Copies exécutoires et certifiées conformes délivrées à :

Me Camille POULAIN

la SELARL LEXAVOUE PARIS-VERSAILLES

le :

RÉPUBLIQUE FRANÇAISE

AU NOM DU PEUPLE FRANÇAIS

LE HUIT OCTOBRE DEUX MILLE VINGT,

La cour d’appel de Versailles, a rendu l’arrêt suivant dans l’affaire entre :

Madame Z X

née le […] à […]

de nationalité Française

Lanneven

[…]

Représentant : Me Camille POULAIN, Plaidant/Constitué, avocat au barreau de PARIS

APPELANTE

****************

SAS EVANCIA

N° SIRET : 447 818 600

[…]

[…]

Représentant : Me Martine DUPUIS de la SELARL LEXAVOUE PARIS-VERSAILLES, Constitué, avocat au barreau de VERSAILLES, vestiaire : 625 – N° du dossier 1860589 – Représentant : Me Jean-Jacques FOURNIER de la SCP FROMONT BRIENS, Plaidant, avocat au barreau de LYON, vestiaire : 727 substitué par Me Lucie QUEROL, avocat au barreau de LYON

INTIMEE

****************

Composition de la cour :

En application des dispositions de l’article 805 du code de procédure civile, l’affaire a été débattue à l’audience publique du 04 Septembre 2020 les avocats des parties ne s’y étant pas opposés, devant Madame Bérangère MEURANT, Conseiller chargé du rapport.
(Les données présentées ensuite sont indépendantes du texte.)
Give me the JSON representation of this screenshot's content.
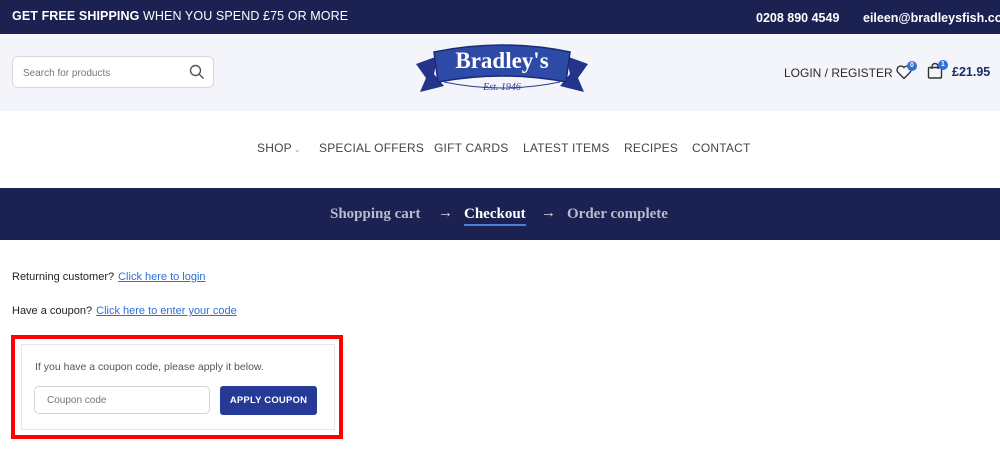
{
  "topbar": {
    "promo_bold": "GET FREE SHIPPING",
    "promo_rest": " WHEN YOU SPEND £75 OR MORE",
    "phone": "0208 890 4549",
    "email": "eileen@bradleysfish.com"
  },
  "header": {
    "search_placeholder": "Search for products",
    "logo_text": "Bradley's",
    "logo_sub": "Est. 1946",
    "login_label": "LOGIN / REGISTER",
    "wishlist_count": "0",
    "cart_count": "1",
    "cart_total": "£21.95"
  },
  "nav": {
    "items": [
      "SHOP",
      "SPECIAL OFFERS",
      "GIFT CARDS",
      "LATEST ITEMS",
      "RECIPES",
      "CONTACT"
    ]
  },
  "steps": {
    "items": [
      "Shopping cart",
      "Checkout",
      "Order complete"
    ],
    "arrow": "→"
  },
  "notices": {
    "returning_text": "Returning customer?",
    "returning_link": "Click here to login",
    "coupon_text": "Have a coupon?",
    "coupon_link": "Click here to enter your code"
  },
  "coupon": {
    "message": "If you have a coupon code, please apply it below.",
    "placeholder": "Coupon code",
    "button_label": "APPLY COUPON"
  },
  "colors": {
    "navy": "#1b2150",
    "button_blue": "#253a96",
    "link_blue": "#2f6fd6",
    "highlight_red": "#ff0000"
  }
}
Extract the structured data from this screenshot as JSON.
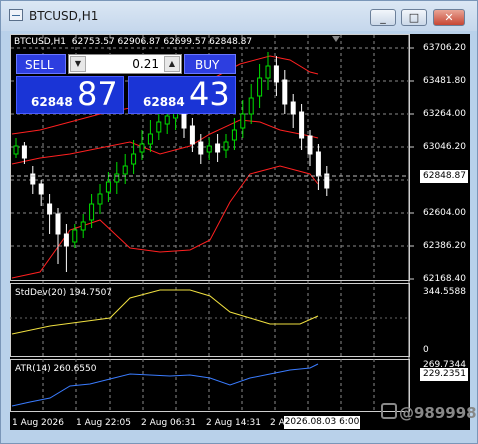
{
  "window": {
    "title": "BTCUSD,H1",
    "controls": [
      "_",
      "□",
      "✕"
    ]
  },
  "chart_header": {
    "symbol": "BTCUSD,H1",
    "ohlc": "62753.57 62906.87 62699.57 62848.87"
  },
  "trade_panel": {
    "sell_label": "SELL",
    "buy_label": "BUY",
    "lot_value": "0.21",
    "sell_price_small": "62848",
    "sell_price_big": "87",
    "buy_price_small": "62884",
    "buy_price_big": "43"
  },
  "price_scale": [
    "63706.20",
    "63481.80",
    "63264.00",
    "63046.20",
    "62604.00",
    "62386.20",
    "62168.40"
  ],
  "current_price": "62848.87",
  "stddev": {
    "label": "StdDev(20) 194.7507",
    "scale_top": "344.5588",
    "scale_bottom": "0"
  },
  "atr": {
    "label": "ATR(14) 260.6550",
    "scale_top": "269.7344",
    "value": "229.2351"
  },
  "time_axis": [
    "1 Aug 2026",
    "1 Aug 22:05",
    "2 Aug 06:31",
    "2 Aug 14:31",
    "2 A"
  ],
  "cursor_time": "2026.08.03 6:00",
  "watermark": "@989998",
  "colors": {
    "bull": "#00e000",
    "bear": "#ffffff",
    "band": "#ff2020",
    "stddev": "#f0e040",
    "atr": "#3a7cff",
    "background": "#000000"
  }
}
Ce magistrat a rendu compte des plaidoiries dans le délibéré de la cour, composée de :

Madame Hélène PRUDHOMME, Président,

Monsieur Eric LEGRIS, Conseiller,

Madame Bérangère MEURANT, Conseiller,

Greffier, lors des débats : Madame Sophie RIVIERE,

Le 20 août 2012, Mme Z X était embauchée par la SA Evancia en qualité de directrice de crèche par contrat à durée indéterminée.

A partir du 21 décembre 2015, Mme X faisait l’objet d’un arrêt maladie.

Par avis du 23 février 2016, la salariée était déclarée inapte à son poste et à tout poste dans l’entreprise à l’issue d’une seule visite, en raison d’une situation de danger immédiat.

Le 6 avril 2016, l’employeur la convoquait à un entretien préalable en vue de son licenciement. L’entretien avait lieu le 15 avril 2016. Le 20 avril 2016, il lui notifiait son licenciement pour inaptitude.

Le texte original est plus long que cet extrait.